Smaller energy retailers, shaking up the market with cheap deals for new customers, are being trumped at the eleventh hour by bigger retailers matching the discounts they are offering.
And News Corp can reveal the impact, with smaller retailers losing between 10 to 15 per cent of new sign ups because a customer’s old retailer — often a much bigger provider — is successfully luring them back.
The main tactic — that has raised the ire of the consumer watchdog — is giving departing customers a cheaper deal once they are notified they are leaving.
Smaller retailer GloBird’s chief executive officer John McCluskey labelled it an “underhanded tactic” that should be “stamped out.”

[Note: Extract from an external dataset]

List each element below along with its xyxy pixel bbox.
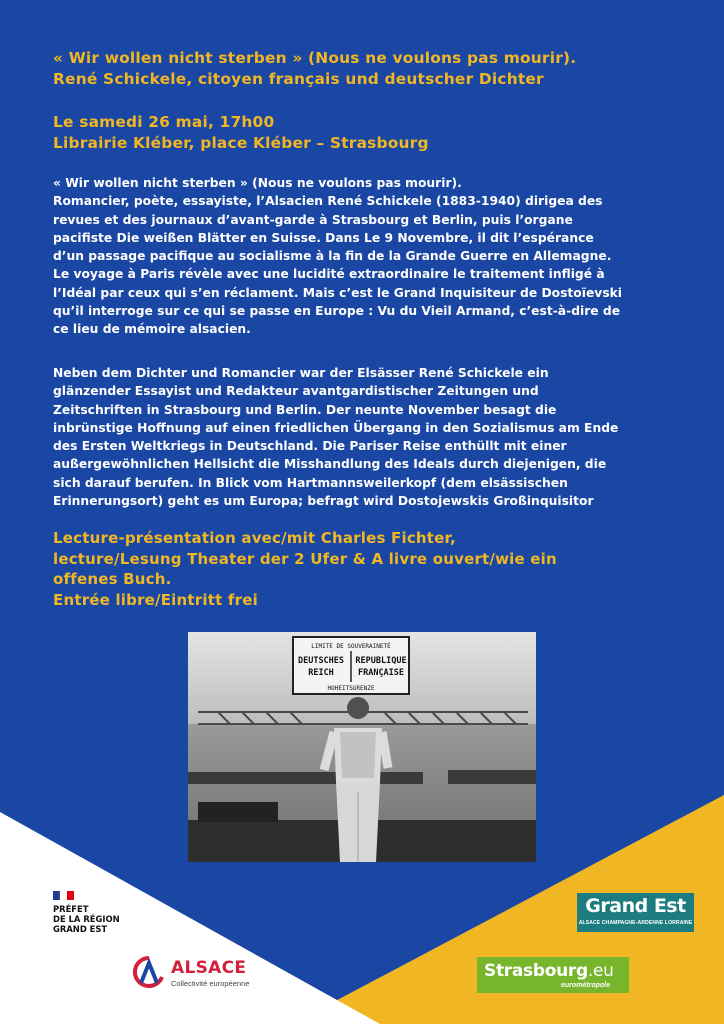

“There is clearly a sneaky anti-competitive practice and consumers deserve better,” he said.
“The regulator needs to step in.”
GloBird operates in Victoria and is planning to move into NSW in 2019.
Latest figures show the “churn” rate in the energy industry — where a consumer switches retailers — is on the incline.
In June 2017 it showed the rolling 12-month average of customers moving was about 20 per cent.
This compares to 23 per cent in the 12 months to June 2018.
The chief executive officer of another smaller retailer, who did not wish to be named, said he was fed up with losing new customer sign ups by sneaky retailers sucking them back in at the last moment.
“People should ask their retailer to back date these new offers when being lured back,” he said.
“Why are some retailers penalising loyalty.”
In the consumer watchdog, the Australian Competition and Consumer Commission’s latest energy recommendations, it has moved to get rid of these tactics.
Instead retailers will only know a customer has moved on the actual date of transfer.
At the moment retailers are given a 10-day window of the customer shifting from one retailer to another.
It is during this period they often try and “save” the customer from leaving.
Earlier this year News Corp revealed retailers kept their best deals secret from customers and only wheeled them out when they learned they were switching.
The ACCC’s chairman Rod Sims recently said customers were paying too much for their electricity after completing an 18-month investigation and review of the sector.
The ACCC’s latest report had 56 recommendations and Mr Sims said if they are all adopted customers could see savings of 20 to 25 per cent to their bills.
Just last week the ACCC launched a seven-year long, rolling investigation into electricity prices and the profits of energy companies.